I remember coming here five years back. I remember getting off at Mumbai Central and riding through its lanes to my cousin’s house at midnight. Autorickshaws neatly lined alongside the road below the neglected mercury lamps. I remember walking early the next morning to marol naka to see my friend off for office. The air had urgency. Every foot was in a hurry. In the evening I was at Victoria Terminus for the first time. The atmosphere was still. The heart was numb. Amongst that chaos there was stillness inside. I lived that moment. I remember falling in love with that calm inside.
And now I’m here. Living that frenzy. Now I’m one of them. Though I still feel like an outsider. I’m an outsider. But I feel like that everywhere. Chuck that.
Arun
A distant, lonely, ignorant, artist stumbles on fresh inspiration after finding his gateway to the heart of Mumbai. The exciting intimacy of living in someone’s house. Walking the same corners, having the same view, meeting the same people, living the anxieties. Knowing her as intimately as one can. Interacting with her through a window with one end. A city glowing from a distance. A fire glowing in someone’s eyes. Wondering chaos inside.

Shai
A free spirit, on a break from a mad world trying to understand something madder. Or just trying to live the madness. At ease with her limit. She’ll always be an alien, she knows that. She gets entangled with someone who is trying to live in chaos.
She gets involved in the flux herself. To guide her through the flux she hires someone who is the flux himself but is not aware of it.

Munna
The Mumbai we see from the distance. The underbelly. The ghetto of dreamers. The railway track which is the pride and the shame simultaneously. The mud of the sea.
The face at the next signal. The world that we can only aspire to know.

Yasmeen
Neither world. The largest segment, the least known. The lamenting voice. Caged. Burdened. Helpless. Clipped. Walking through empty landscapes, shouting in crowded streets while no one hears.
the death of hope. the agony and the ecstasy of bourgeois.

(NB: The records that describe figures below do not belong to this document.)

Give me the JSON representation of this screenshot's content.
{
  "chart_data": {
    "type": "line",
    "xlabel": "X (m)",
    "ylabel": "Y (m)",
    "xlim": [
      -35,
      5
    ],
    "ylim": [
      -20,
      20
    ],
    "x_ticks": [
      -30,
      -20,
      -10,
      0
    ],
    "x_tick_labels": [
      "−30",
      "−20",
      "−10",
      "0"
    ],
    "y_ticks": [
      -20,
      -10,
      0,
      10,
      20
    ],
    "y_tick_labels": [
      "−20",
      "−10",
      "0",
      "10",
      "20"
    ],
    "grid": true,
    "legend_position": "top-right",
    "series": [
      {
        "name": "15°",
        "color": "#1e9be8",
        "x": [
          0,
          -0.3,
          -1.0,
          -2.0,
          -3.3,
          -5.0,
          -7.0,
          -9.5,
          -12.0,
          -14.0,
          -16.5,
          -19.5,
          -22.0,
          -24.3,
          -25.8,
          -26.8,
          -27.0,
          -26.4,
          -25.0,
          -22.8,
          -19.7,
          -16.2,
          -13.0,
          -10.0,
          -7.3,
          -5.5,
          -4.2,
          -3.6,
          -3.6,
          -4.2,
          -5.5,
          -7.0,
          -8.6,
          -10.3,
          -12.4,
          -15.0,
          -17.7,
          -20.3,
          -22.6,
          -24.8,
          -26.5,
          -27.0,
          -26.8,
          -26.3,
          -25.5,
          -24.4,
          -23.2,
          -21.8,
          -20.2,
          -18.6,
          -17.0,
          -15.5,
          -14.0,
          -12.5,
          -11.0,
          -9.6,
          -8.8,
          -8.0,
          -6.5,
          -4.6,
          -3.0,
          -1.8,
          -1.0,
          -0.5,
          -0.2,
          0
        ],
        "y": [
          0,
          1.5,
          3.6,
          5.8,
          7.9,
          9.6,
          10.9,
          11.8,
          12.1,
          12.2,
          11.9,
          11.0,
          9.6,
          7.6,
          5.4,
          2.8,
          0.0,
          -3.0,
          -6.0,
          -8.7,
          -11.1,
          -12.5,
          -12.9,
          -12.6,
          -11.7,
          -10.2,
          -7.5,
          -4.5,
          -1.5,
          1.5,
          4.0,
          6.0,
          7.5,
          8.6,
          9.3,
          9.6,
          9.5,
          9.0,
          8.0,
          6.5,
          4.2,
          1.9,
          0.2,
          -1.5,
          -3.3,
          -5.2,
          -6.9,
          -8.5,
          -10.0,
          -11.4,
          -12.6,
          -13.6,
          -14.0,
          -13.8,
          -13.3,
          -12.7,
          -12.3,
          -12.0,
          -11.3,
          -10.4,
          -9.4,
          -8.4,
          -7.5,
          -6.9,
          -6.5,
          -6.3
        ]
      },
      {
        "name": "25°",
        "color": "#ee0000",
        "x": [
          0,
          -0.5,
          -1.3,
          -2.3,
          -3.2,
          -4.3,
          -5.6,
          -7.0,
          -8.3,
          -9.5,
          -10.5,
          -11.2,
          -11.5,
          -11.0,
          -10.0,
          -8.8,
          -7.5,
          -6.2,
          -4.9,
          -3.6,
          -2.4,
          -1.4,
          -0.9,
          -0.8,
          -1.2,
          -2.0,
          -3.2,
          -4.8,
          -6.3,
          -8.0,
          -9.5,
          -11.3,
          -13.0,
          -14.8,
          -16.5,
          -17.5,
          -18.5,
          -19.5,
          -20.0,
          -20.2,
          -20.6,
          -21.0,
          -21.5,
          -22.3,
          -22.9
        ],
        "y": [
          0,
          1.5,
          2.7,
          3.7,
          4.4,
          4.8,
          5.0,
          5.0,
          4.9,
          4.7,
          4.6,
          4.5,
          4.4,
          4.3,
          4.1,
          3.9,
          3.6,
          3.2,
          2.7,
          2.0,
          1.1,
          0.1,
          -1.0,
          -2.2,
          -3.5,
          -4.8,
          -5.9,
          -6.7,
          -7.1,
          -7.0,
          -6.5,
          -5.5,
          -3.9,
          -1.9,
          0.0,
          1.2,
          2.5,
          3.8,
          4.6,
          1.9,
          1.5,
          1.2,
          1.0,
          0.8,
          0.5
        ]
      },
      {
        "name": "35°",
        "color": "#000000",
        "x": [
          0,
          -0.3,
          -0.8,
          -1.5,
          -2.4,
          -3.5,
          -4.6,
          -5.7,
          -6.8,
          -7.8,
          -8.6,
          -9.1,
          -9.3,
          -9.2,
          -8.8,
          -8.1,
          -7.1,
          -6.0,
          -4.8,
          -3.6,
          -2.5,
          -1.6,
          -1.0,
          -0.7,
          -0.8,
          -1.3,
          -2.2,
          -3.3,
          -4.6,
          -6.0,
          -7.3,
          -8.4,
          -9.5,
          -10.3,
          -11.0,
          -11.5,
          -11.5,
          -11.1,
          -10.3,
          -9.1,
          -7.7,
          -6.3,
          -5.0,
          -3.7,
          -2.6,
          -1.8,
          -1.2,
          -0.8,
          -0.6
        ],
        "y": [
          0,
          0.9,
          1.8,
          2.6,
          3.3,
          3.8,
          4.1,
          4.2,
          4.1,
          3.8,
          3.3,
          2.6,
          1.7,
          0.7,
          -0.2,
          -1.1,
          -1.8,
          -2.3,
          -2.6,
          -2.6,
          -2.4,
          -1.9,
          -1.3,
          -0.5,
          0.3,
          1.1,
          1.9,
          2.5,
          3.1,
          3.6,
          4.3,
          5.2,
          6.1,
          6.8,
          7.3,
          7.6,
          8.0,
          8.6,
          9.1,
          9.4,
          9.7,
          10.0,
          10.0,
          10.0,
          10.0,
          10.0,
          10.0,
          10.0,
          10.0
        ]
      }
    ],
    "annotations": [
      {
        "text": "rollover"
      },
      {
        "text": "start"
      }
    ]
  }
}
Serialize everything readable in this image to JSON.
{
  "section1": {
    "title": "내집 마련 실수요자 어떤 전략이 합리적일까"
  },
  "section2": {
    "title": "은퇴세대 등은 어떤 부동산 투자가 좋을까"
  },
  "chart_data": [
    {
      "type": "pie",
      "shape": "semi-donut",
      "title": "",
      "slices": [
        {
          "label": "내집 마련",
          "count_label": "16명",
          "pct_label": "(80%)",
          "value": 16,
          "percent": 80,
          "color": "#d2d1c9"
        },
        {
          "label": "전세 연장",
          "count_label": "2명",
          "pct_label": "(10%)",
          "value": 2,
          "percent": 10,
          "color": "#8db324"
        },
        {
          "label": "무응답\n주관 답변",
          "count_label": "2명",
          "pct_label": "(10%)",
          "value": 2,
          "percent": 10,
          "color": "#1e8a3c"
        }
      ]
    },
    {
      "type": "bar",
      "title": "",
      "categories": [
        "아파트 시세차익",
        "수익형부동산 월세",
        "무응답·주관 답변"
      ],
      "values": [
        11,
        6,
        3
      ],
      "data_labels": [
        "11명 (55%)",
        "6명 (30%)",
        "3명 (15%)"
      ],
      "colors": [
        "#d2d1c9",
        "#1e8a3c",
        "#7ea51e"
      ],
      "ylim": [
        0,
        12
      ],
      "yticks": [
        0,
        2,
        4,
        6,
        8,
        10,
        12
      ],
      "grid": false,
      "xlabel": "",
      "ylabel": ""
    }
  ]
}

Welcome to Kiran Rao’s Dobi Gat. A very well collaged, painfully exotic,moving canvas.
Lifelike in its forgetting. Divine in its reach. The unbearable lightness or heaviness of being. Held at unknown breath’s distance. The chill of a winter ride through misty unknown. The dissatisfaction of empty nights played out on newly whitewashed walls.
The echo of nostalgia amok.

“Dear Leonard. To look life in the face, always, to look life in the face and to know it for what it is. At last to know it, to love it for what it is, and then, to put it away. Leonard, always the years between us, always the years. Always the love. Always the hours.”